No post anterior bem me queria concentrar no viscoso relato da maré negra que na semana passada assolou a costa Sudeste de Singapura, mas a pena escorregava-me para o presente: o doce Junho que chegou a Portugal. Quando saí de cá há umas sete semanas atrás o sol só timidamente sobrevivia para lá das sete e trinta da noite, o tempo estava fresco, a latada que na foto de hoje vêm frondosa ainda estava despida, a gata ainda fugia dos cães e o dito da foto estava um pouco mais pequeno. E as tartarugas não tinham ainda fugido, nem o Matusalém dos peixes tinha morrido. Ou seja, num piscar de olho (um simples salto ao sudeste asiático complementado com uma escapadinha à Gringolândia) o meu pequeno mundo caseiro transformou-se irreversivelmente. Qual vulcão islandês, qual crise grega, qual euro fraco, qual PEC! O verdadeiro Sinal que o mundo vai acabar está todo nesta foto, em que a minha gata se prepara para passar ufana pelos bigodes do meu cão, com passo imperial a modos que de desprezo. E o pobre parece mirá-la em pontas dos pés, pronto a fugir ao mínimo assanho da rebitesa criatura, vergado ao papel de mero súbdito de Sua Alteza, Le Chat aqui da quinta.

Tirando este óbvio sintoma que o Armagedão está próximo e a morte do pobre peixe (às mãos de Sua Alteza, claro está...), tudo o resto parece na paz do senhor, tendo mudado para melhor.
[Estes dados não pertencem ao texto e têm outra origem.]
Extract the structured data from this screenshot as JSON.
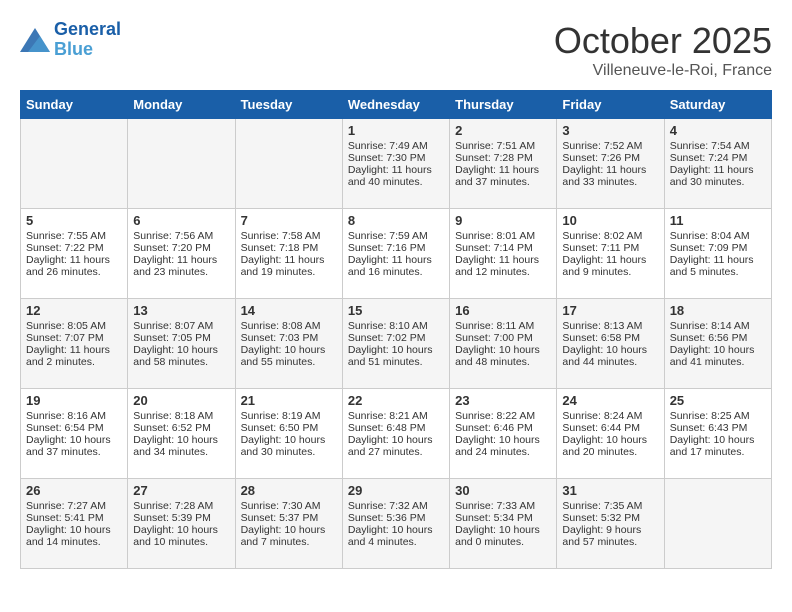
{
  "header": {
    "logo_line1": "General",
    "logo_line2": "Blue",
    "month": "October 2025",
    "location": "Villeneuve-le-Roi, France"
  },
  "days_of_week": [
    "Sunday",
    "Monday",
    "Tuesday",
    "Wednesday",
    "Thursday",
    "Friday",
    "Saturday"
  ],
  "weeks": [
    [
      {
        "day": "",
        "info": ""
      },
      {
        "day": "",
        "info": ""
      },
      {
        "day": "",
        "info": ""
      },
      {
        "day": "1",
        "info": "Sunrise: 7:49 AM\nSunset: 7:30 PM\nDaylight: 11 hours and 40 minutes."
      },
      {
        "day": "2",
        "info": "Sunrise: 7:51 AM\nSunset: 7:28 PM\nDaylight: 11 hours and 37 minutes."
      },
      {
        "day": "3",
        "info": "Sunrise: 7:52 AM\nSunset: 7:26 PM\nDaylight: 11 hours and 33 minutes."
      },
      {
        "day": "4",
        "info": "Sunrise: 7:54 AM\nSunset: 7:24 PM\nDaylight: 11 hours and 30 minutes."
      }
    ],
    [
      {
        "day": "5",
        "info": "Sunrise: 7:55 AM\nSunset: 7:22 PM\nDaylight: 11 hours and 26 minutes."
      },
      {
        "day": "6",
        "info": "Sunrise: 7:56 AM\nSunset: 7:20 PM\nDaylight: 11 hours and 23 minutes."
      },
      {
        "day": "7",
        "info": "Sunrise: 7:58 AM\nSunset: 7:18 PM\nDaylight: 11 hours and 19 minutes."
      },
      {
        "day": "8",
        "info": "Sunrise: 7:59 AM\nSunset: 7:16 PM\nDaylight: 11 hours and 16 minutes."
      },
      {
        "day": "9",
        "info": "Sunrise: 8:01 AM\nSunset: 7:14 PM\nDaylight: 11 hours and 12 minutes."
      },
      {
        "day": "10",
        "info": "Sunrise: 8:02 AM\nSunset: 7:11 PM\nDaylight: 11 hours and 9 minutes."
      },
      {
        "day": "11",
        "info": "Sunrise: 8:04 AM\nSunset: 7:09 PM\nDaylight: 11 hours and 5 minutes."
      }
    ],
    [
      {
        "day": "12",
        "info": "Sunrise: 8:05 AM\nSunset: 7:07 PM\nDaylight: 11 hours and 2 minutes."
      },
      {
        "day": "13",
        "info": "Sunrise: 8:07 AM\nSunset: 7:05 PM\nDaylight: 10 hours and 58 minutes."
      },
      {
        "day": "14",
        "info": "Sunrise: 8:08 AM\nSunset: 7:03 PM\nDaylight: 10 hours and 55 minutes."
      },
      {
        "day": "15",
        "info": "Sunrise: 8:10 AM\nSunset: 7:02 PM\nDaylight: 10 hours and 51 minutes."
      },
      {
        "day": "16",
        "info": "Sunrise: 8:11 AM\nSunset: 7:00 PM\nDaylight: 10 hours and 48 minutes."
      },
      {
        "day": "17",
        "info": "Sunrise: 8:13 AM\nSunset: 6:58 PM\nDaylight: 10 hours and 44 minutes."
      },
      {
        "day": "18",
        "info": "Sunrise: 8:14 AM\nSunset: 6:56 PM\nDaylight: 10 hours and 41 minutes."
      }
    ],
    [
      {
        "day": "19",
        "info": "Sunrise: 8:16 AM\nSunset: 6:54 PM\nDaylight: 10 hours and 37 minutes."
      },
      {
        "day": "20",
        "info": "Sunrise: 8:18 AM\nSunset: 6:52 PM\nDaylight: 10 hours and 34 minutes."
      },
      {
        "day": "21",
        "info": "Sunrise: 8:19 AM\nSunset: 6:50 PM\nDaylight: 10 hours and 30 minutes."
      },
      {
        "day": "22",
        "info": "Sunrise: 8:21 AM\nSunset: 6:48 PM\nDaylight: 10 hours and 27 minutes."
      },
      {
        "day": "23",
        "info": "Sunrise: 8:22 AM\nSunset: 6:46 PM\nDaylight: 10 hours and 24 minutes."
      },
      {
        "day": "24",
        "info": "Sunrise: 8:24 AM\nSunset: 6:44 PM\nDaylight: 10 hours and 20 minutes."
      },
      {
        "day": "25",
        "info": "Sunrise: 8:25 AM\nSunset: 6:43 PM\nDaylight: 10 hours and 17 minutes."
      }
    ],
    [
      {
        "day": "26",
        "info": "Sunrise: 7:27 AM\nSunset: 5:41 PM\nDaylight: 10 hours and 14 minutes."
      },
      {
        "day": "27",
        "info": "Sunrise: 7:28 AM\nSunset: 5:39 PM\nDaylight: 10 hours and 10 minutes."
      },
      {
        "day": "28",
        "info": "Sunrise: 7:30 AM\nSunset: 5:37 PM\nDaylight: 10 hours and 7 minutes."
      },
      {
        "day": "29",
        "info": "Sunrise: 7:32 AM\nSunset: 5:36 PM\nDaylight: 10 hours and 4 minutes."
      },
      {
        "day": "30",
        "info": "Sunrise: 7:33 AM\nSunset: 5:34 PM\nDaylight: 10 hours and 0 minutes."
      },
      {
        "day": "31",
        "info": "Sunrise: 7:35 AM\nSunset: 5:32 PM\nDaylight: 9 hours and 57 minutes."
      },
      {
        "day": "",
        "info": ""
      }
    ]
  ]
}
Embora não espere que as tartarugas me escrevam lá de Kathmandu, onde já devem ter chegado, a verdade é que a dispensa de alimentar suas excelências compensará as saudades. A vinha selvagem que compõe a latada cresceu súbita e desmesuradamente esta Primavera, a estrutura de madeira e arame que a carrega ajoujada ao peso de muito quilos de folhas e ramos que cresceram como nunca graças à água que a terra acumulou este Inverno. É bem agradável sentir o fresco desta sombra aqui na entrada da cozinha, quando as temperaturas já passam os trinta graus a maior parte do dia e este se prolonga quase até às nove da noite com luz solar. É um Junho doce, em Portugal.